Now, new research suggests that marijuana could be bad for more memory – but good for the memories of those with the worst dementia.

A new study in mice suggests that THC – the same ingredient that gives users the feeling of "high" and inhibits learning and memory – can reduce the effects of Alzheimer's.

Dr. Yvonne Bouter and her team at the University Medical Center in Goettingen, Germany, began treating a group of mice with THC for six weeks.

Both the group and the study control group were raised to develop Alzheimer's.

And they did – but the disease greatly reduced the brain damage of the THC-treated mice.

Alzheimer's is characterized by disorders of memory and confusion in terms of behavior.

Physiologically, a substance called beta amyloid accumulates on the brains of extraordinary Alzheimer's patients. It is thought that these so-called plaques interfere with the function of brain cells and are considered the classic signal of the disease.

Scientists also noted that Alzheimer's patients lose their brain mass and think that chronic inflammation can contribute to the development of dementia.

With all these measures, the mice that took THC were more fit.

Their brain had 20% less beta amyloid plaques and showed fewer signs of inflammatory damage.

The mice that obtained THC also achieved better results in their memory tests.

The success of these experiments suggests that marijuana may be useful for the treatment of Alzheimer's in humans.

But we have no idea how therapy works.

However, it is not the first study to link THC and Alzheimer's.

A 2014 study suggests that the brain cannabis receptor system – the endocannabinoid system – may play a role in Alzheimer's.

A key substance in the development of Alzheimer's plaque is called A-beta, but it has not always been clear exactly how it damages the memory networks of the brain.

Endocannabinoids draw the attention of the brain to new important information that needs attention.

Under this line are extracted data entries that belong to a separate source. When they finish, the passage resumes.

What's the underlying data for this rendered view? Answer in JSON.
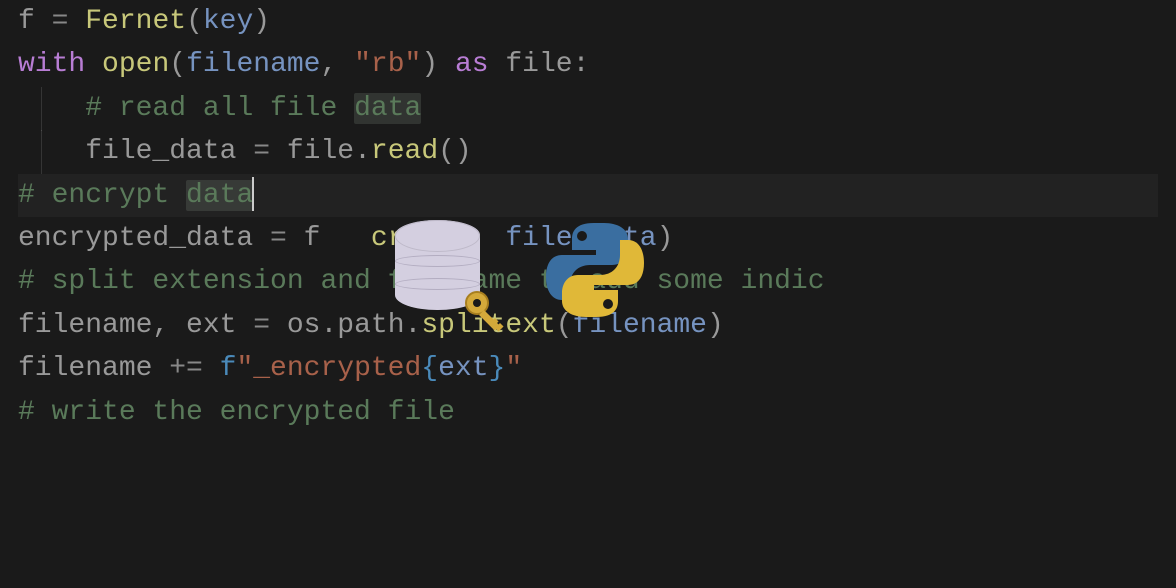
{
  "code": {
    "line1": {
      "var_f": "f",
      "eq": " = ",
      "func": "Fernet",
      "open_paren": "(",
      "arg": "key",
      "close_paren": ")"
    },
    "line2": {
      "with": "with",
      "space1": " ",
      "open": "open",
      "open_paren": "(",
      "arg1": "filename",
      "comma": ", ",
      "string": "\"rb\"",
      "close_paren": ")",
      "space2": " ",
      "as": "as",
      "space3": " ",
      "var": "file",
      "colon": ":"
    },
    "line3": {
      "indent": "    ",
      "comment_prefix": "# read all file ",
      "comment_word": "data"
    },
    "line4": {
      "indent": "    ",
      "var": "file_data",
      "eq": " = ",
      "obj": "file",
      "dot": ".",
      "method": "read",
      "parens": "()"
    },
    "line5": {
      "comment_prefix": "# encrypt ",
      "comment_word": "data"
    },
    "line6": {
      "var": "encrypted_data",
      "eq": " = ",
      "obj": "f",
      "dot": ".",
      "method_partial": "crypt",
      "open_paren": "(",
      "arg": "file_data",
      "close_paren": ")"
    },
    "line7": {
      "comment": "# split extension and filename to add some indic"
    },
    "line8": {
      "var1": "filename",
      "comma": ", ",
      "var2": "ext",
      "eq": " = ",
      "obj1": "os",
      "dot1": ".",
      "obj2": "path",
      "dot2": ".",
      "method": "splitext",
      "open_paren": "(",
      "arg": "filename",
      "close_paren": ")"
    },
    "line9": {
      "var": "filename",
      "op": " += ",
      "fprefix": "f",
      "str1": "\"_encrypted",
      "brace_open": "{",
      "inner": "ext",
      "brace_close": "}",
      "str2": "\""
    },
    "line10": {
      "comment": "# write the encrypted file"
    }
  },
  "icons": {
    "database": "database-icon",
    "key": "key-icon",
    "python": "python-logo-icon"
  }
}
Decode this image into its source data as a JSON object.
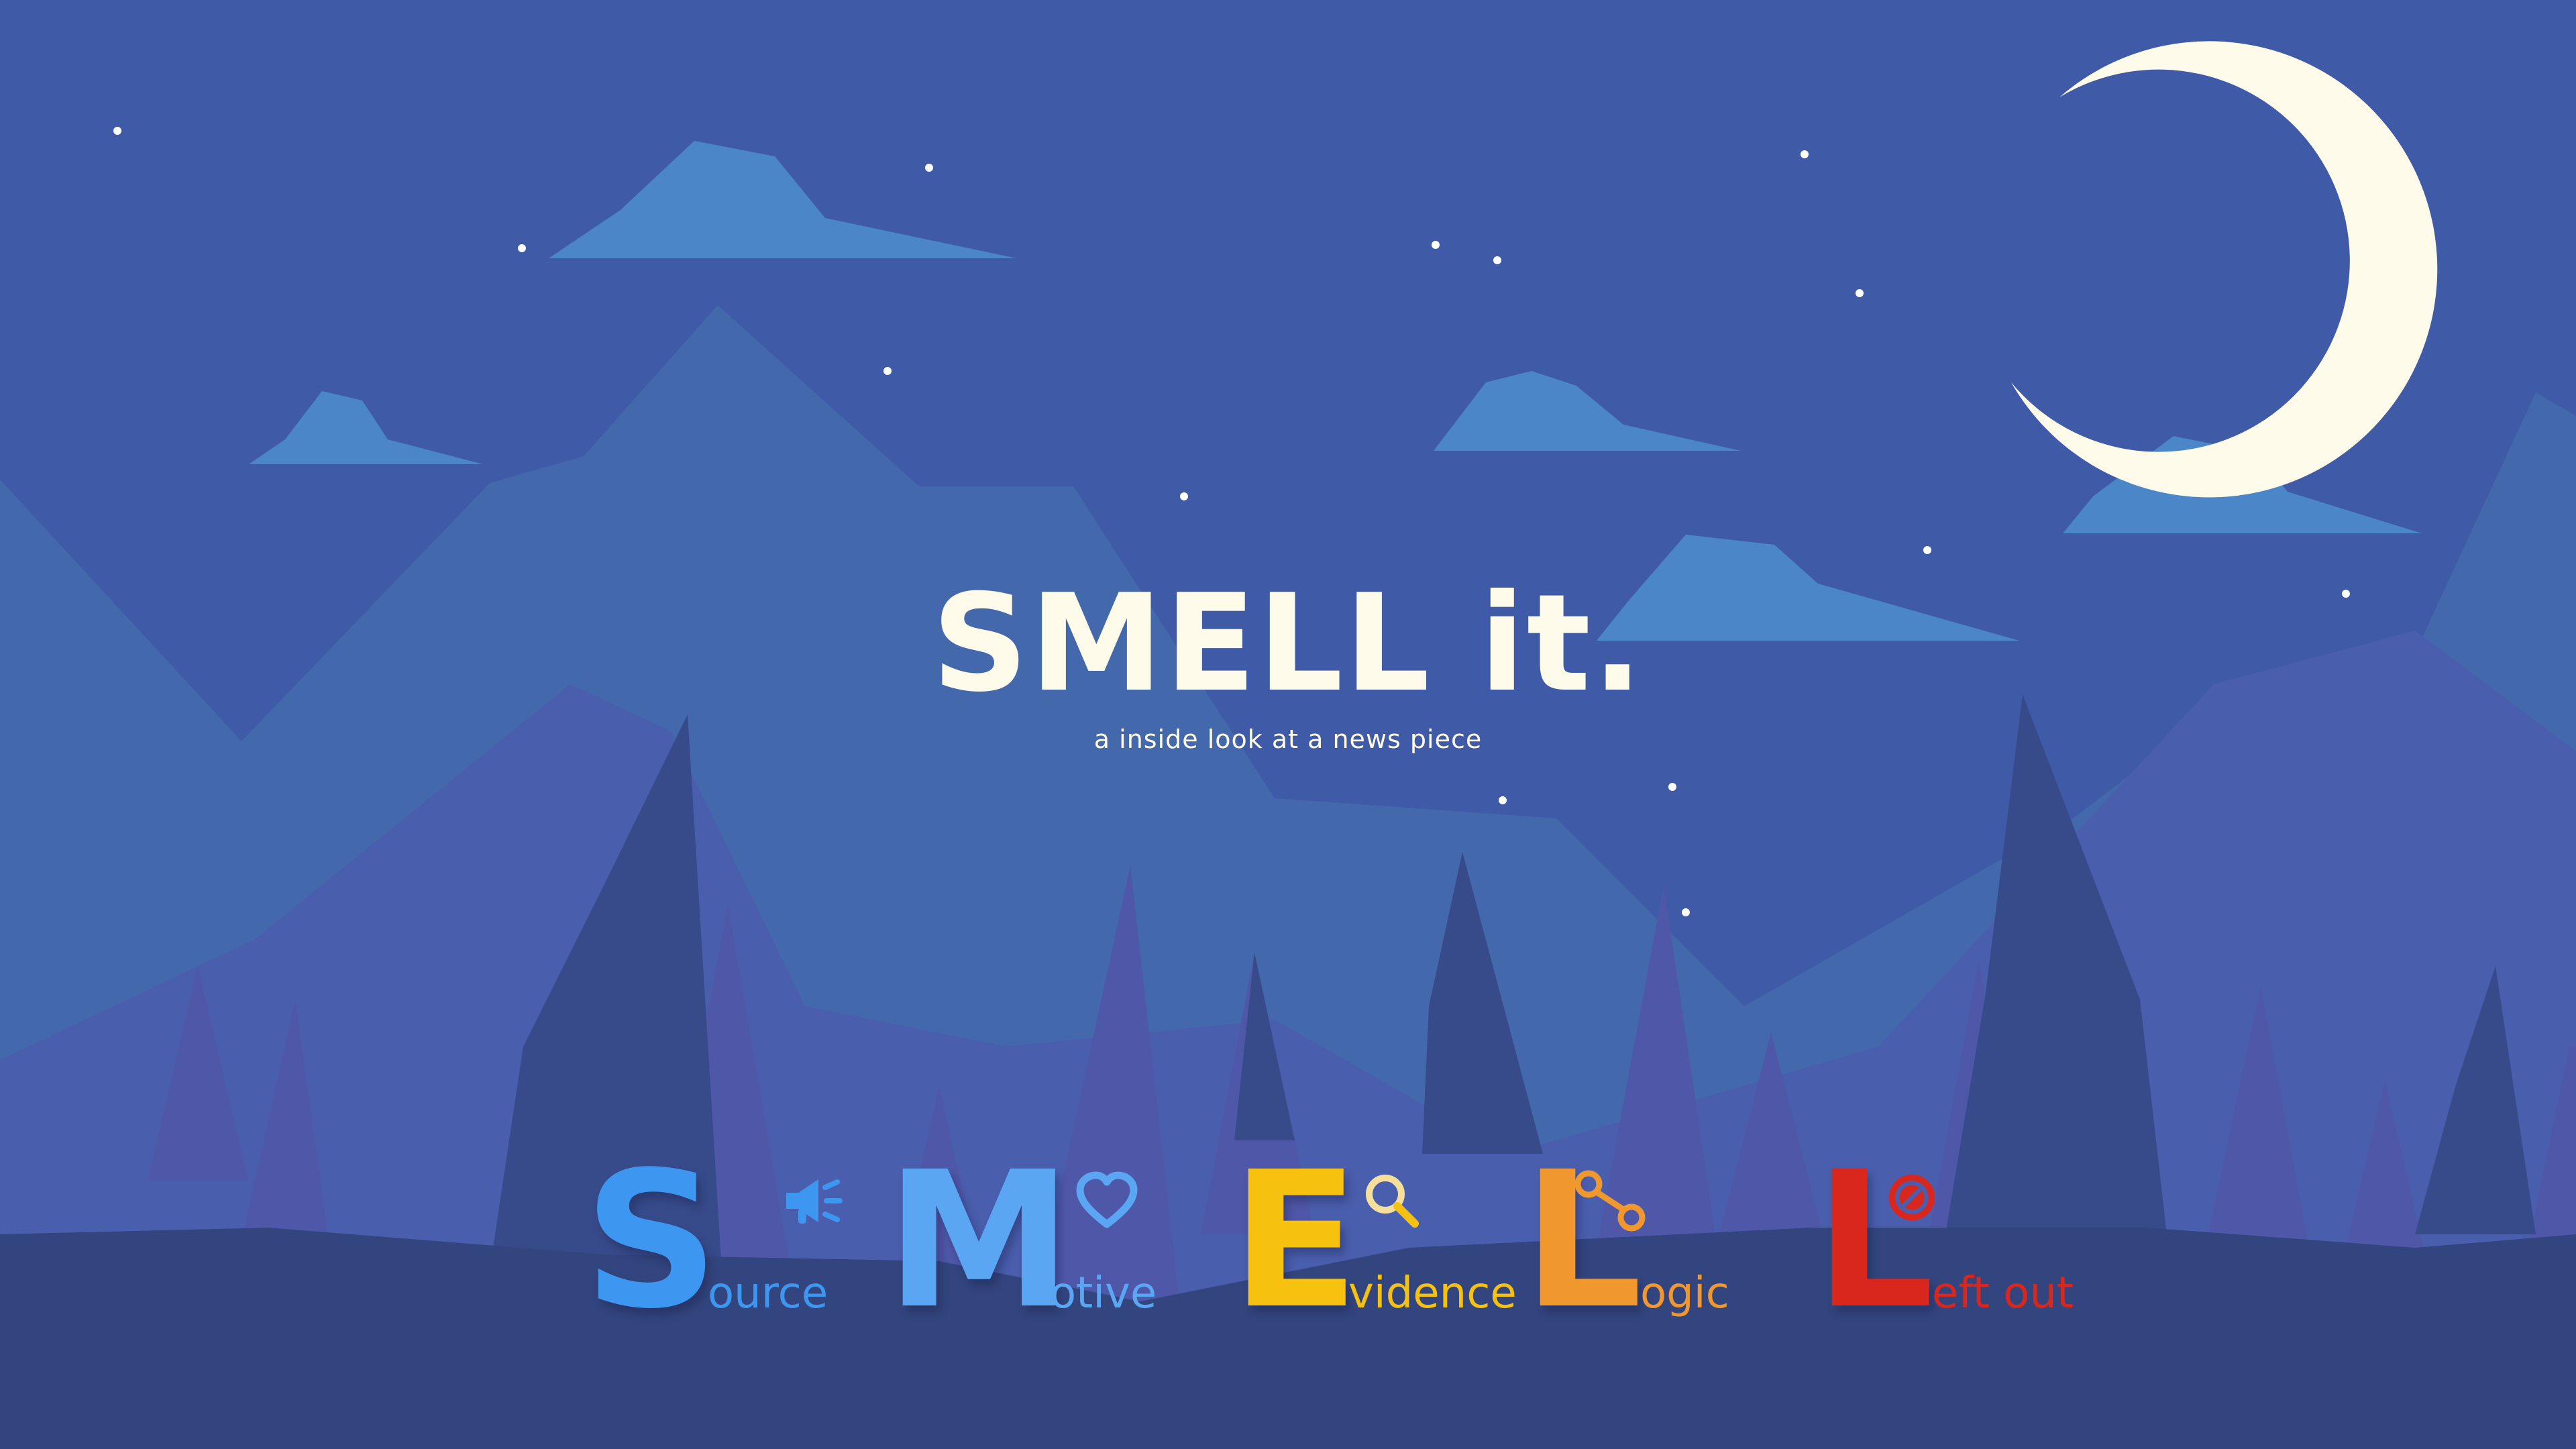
{
  "title": "SMELL it.",
  "subtitle": "a inside look at a news piece",
  "acronym": [
    {
      "letter": "S",
      "rest": "ource",
      "color": "#3d97f0",
      "icon": "megaphone-icon"
    },
    {
      "letter": "M",
      "rest": "otive",
      "color": "#5aa6f2",
      "icon": "heart-icon"
    },
    {
      "letter": "E",
      "rest": "vidence",
      "color": "#f7c20f",
      "icon": "magnifier-icon"
    },
    {
      "letter": "L",
      "rest": "ogic",
      "color": "#f0972e",
      "icon": "link-icon"
    },
    {
      "letter": "L",
      "rest": "eft out",
      "color": "#d9271e",
      "icon": "no-entry-icon"
    }
  ],
  "colors": {
    "sky": "#3f5ba8",
    "moon": "#fffbea",
    "cloud": "#4a86c8",
    "mountain_far": "#4368ac",
    "mountain_mid": "#4a5eae",
    "trees_back": "#4d5aa8",
    "trees_front": "#374a8a",
    "ground": "#33457e"
  }
}
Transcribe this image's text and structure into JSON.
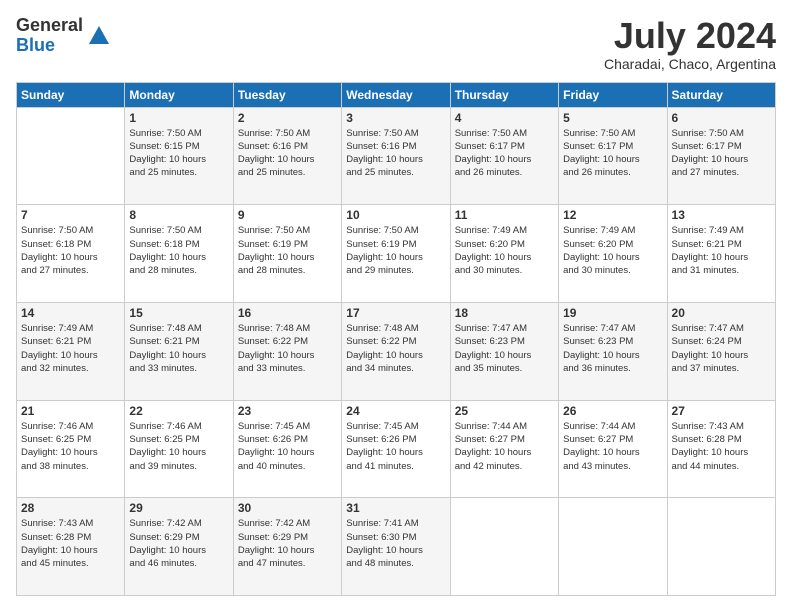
{
  "logo": {
    "general": "General",
    "blue": "Blue"
  },
  "title": "July 2024",
  "location": "Charadai, Chaco, Argentina",
  "days_of_week": [
    "Sunday",
    "Monday",
    "Tuesday",
    "Wednesday",
    "Thursday",
    "Friday",
    "Saturday"
  ],
  "weeks": [
    [
      {
        "day": "",
        "info": ""
      },
      {
        "day": "1",
        "info": "Sunrise: 7:50 AM\nSunset: 6:15 PM\nDaylight: 10 hours\nand 25 minutes."
      },
      {
        "day": "2",
        "info": "Sunrise: 7:50 AM\nSunset: 6:16 PM\nDaylight: 10 hours\nand 25 minutes."
      },
      {
        "day": "3",
        "info": "Sunrise: 7:50 AM\nSunset: 6:16 PM\nDaylight: 10 hours\nand 25 minutes."
      },
      {
        "day": "4",
        "info": "Sunrise: 7:50 AM\nSunset: 6:17 PM\nDaylight: 10 hours\nand 26 minutes."
      },
      {
        "day": "5",
        "info": "Sunrise: 7:50 AM\nSunset: 6:17 PM\nDaylight: 10 hours\nand 26 minutes."
      },
      {
        "day": "6",
        "info": "Sunrise: 7:50 AM\nSunset: 6:17 PM\nDaylight: 10 hours\nand 27 minutes."
      }
    ],
    [
      {
        "day": "7",
        "info": "Sunrise: 7:50 AM\nSunset: 6:18 PM\nDaylight: 10 hours\nand 27 minutes."
      },
      {
        "day": "8",
        "info": "Sunrise: 7:50 AM\nSunset: 6:18 PM\nDaylight: 10 hours\nand 28 minutes."
      },
      {
        "day": "9",
        "info": "Sunrise: 7:50 AM\nSunset: 6:19 PM\nDaylight: 10 hours\nand 28 minutes."
      },
      {
        "day": "10",
        "info": "Sunrise: 7:50 AM\nSunset: 6:19 PM\nDaylight: 10 hours\nand 29 minutes."
      },
      {
        "day": "11",
        "info": "Sunrise: 7:49 AM\nSunset: 6:20 PM\nDaylight: 10 hours\nand 30 minutes."
      },
      {
        "day": "12",
        "info": "Sunrise: 7:49 AM\nSunset: 6:20 PM\nDaylight: 10 hours\nand 30 minutes."
      },
      {
        "day": "13",
        "info": "Sunrise: 7:49 AM\nSunset: 6:21 PM\nDaylight: 10 hours\nand 31 minutes."
      }
    ],
    [
      {
        "day": "14",
        "info": "Sunrise: 7:49 AM\nSunset: 6:21 PM\nDaylight: 10 hours\nand 32 minutes."
      },
      {
        "day": "15",
        "info": "Sunrise: 7:48 AM\nSunset: 6:21 PM\nDaylight: 10 hours\nand 33 minutes."
      },
      {
        "day": "16",
        "info": "Sunrise: 7:48 AM\nSunset: 6:22 PM\nDaylight: 10 hours\nand 33 minutes."
      },
      {
        "day": "17",
        "info": "Sunrise: 7:48 AM\nSunset: 6:22 PM\nDaylight: 10 hours\nand 34 minutes."
      },
      {
        "day": "18",
        "info": "Sunrise: 7:47 AM\nSunset: 6:23 PM\nDaylight: 10 hours\nand 35 minutes."
      },
      {
        "day": "19",
        "info": "Sunrise: 7:47 AM\nSunset: 6:23 PM\nDaylight: 10 hours\nand 36 minutes."
      },
      {
        "day": "20",
        "info": "Sunrise: 7:47 AM\nSunset: 6:24 PM\nDaylight: 10 hours\nand 37 minutes."
      }
    ],
    [
      {
        "day": "21",
        "info": "Sunrise: 7:46 AM\nSunset: 6:25 PM\nDaylight: 10 hours\nand 38 minutes."
      },
      {
        "day": "22",
        "info": "Sunrise: 7:46 AM\nSunset: 6:25 PM\nDaylight: 10 hours\nand 39 minutes."
      },
      {
        "day": "23",
        "info": "Sunrise: 7:45 AM\nSunset: 6:26 PM\nDaylight: 10 hours\nand 40 minutes."
      },
      {
        "day": "24",
        "info": "Sunrise: 7:45 AM\nSunset: 6:26 PM\nDaylight: 10 hours\nand 41 minutes."
      },
      {
        "day": "25",
        "info": "Sunrise: 7:44 AM\nSunset: 6:27 PM\nDaylight: 10 hours\nand 42 minutes."
      },
      {
        "day": "26",
        "info": "Sunrise: 7:44 AM\nSunset: 6:27 PM\nDaylight: 10 hours\nand 43 minutes."
      },
      {
        "day": "27",
        "info": "Sunrise: 7:43 AM\nSunset: 6:28 PM\nDaylight: 10 hours\nand 44 minutes."
      }
    ],
    [
      {
        "day": "28",
        "info": "Sunrise: 7:43 AM\nSunset: 6:28 PM\nDaylight: 10 hours\nand 45 minutes."
      },
      {
        "day": "29",
        "info": "Sunrise: 7:42 AM\nSunset: 6:29 PM\nDaylight: 10 hours\nand 46 minutes."
      },
      {
        "day": "30",
        "info": "Sunrise: 7:42 AM\nSunset: 6:29 PM\nDaylight: 10 hours\nand 47 minutes."
      },
      {
        "day": "31",
        "info": "Sunrise: 7:41 AM\nSunset: 6:30 PM\nDaylight: 10 hours\nand 48 minutes."
      },
      {
        "day": "",
        "info": ""
      },
      {
        "day": "",
        "info": ""
      },
      {
        "day": "",
        "info": ""
      }
    ]
  ]
}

But only some A-beta can dull endocannabinoid receptors.

Endocannabinoids are used by important brain cells of plasticity, so when endocannabinoids are out of use, plasticity is reduced.

After their study in 2014, Stanford researchers did not think that THC or marijuana had many promises for the treatment of Alzheimer's disease.

They said that marijuana "floods" the endocannabinoid system with THC, which means that it does not know what to watch out for, while the small and fast explosions the brain receives from endocannabinoid receptors keep the mind focused on important information.

"The endocannabinoids in the brain are very transient and only act when important inputs enter", said Dr. Daniel Madison, author of the 2014 study, in a statement.

"The exposure to marijuana in minutes or hours is different: more like indiscriminately improving everything, so you lose the filtering effect. It's like listening to five radio stations at the same time. "

It is not clear what dose of THC the German scientists have given to the mice studied, but it could shed light on how marijuana can be manipulated to improve the symptoms of Alzheimer's.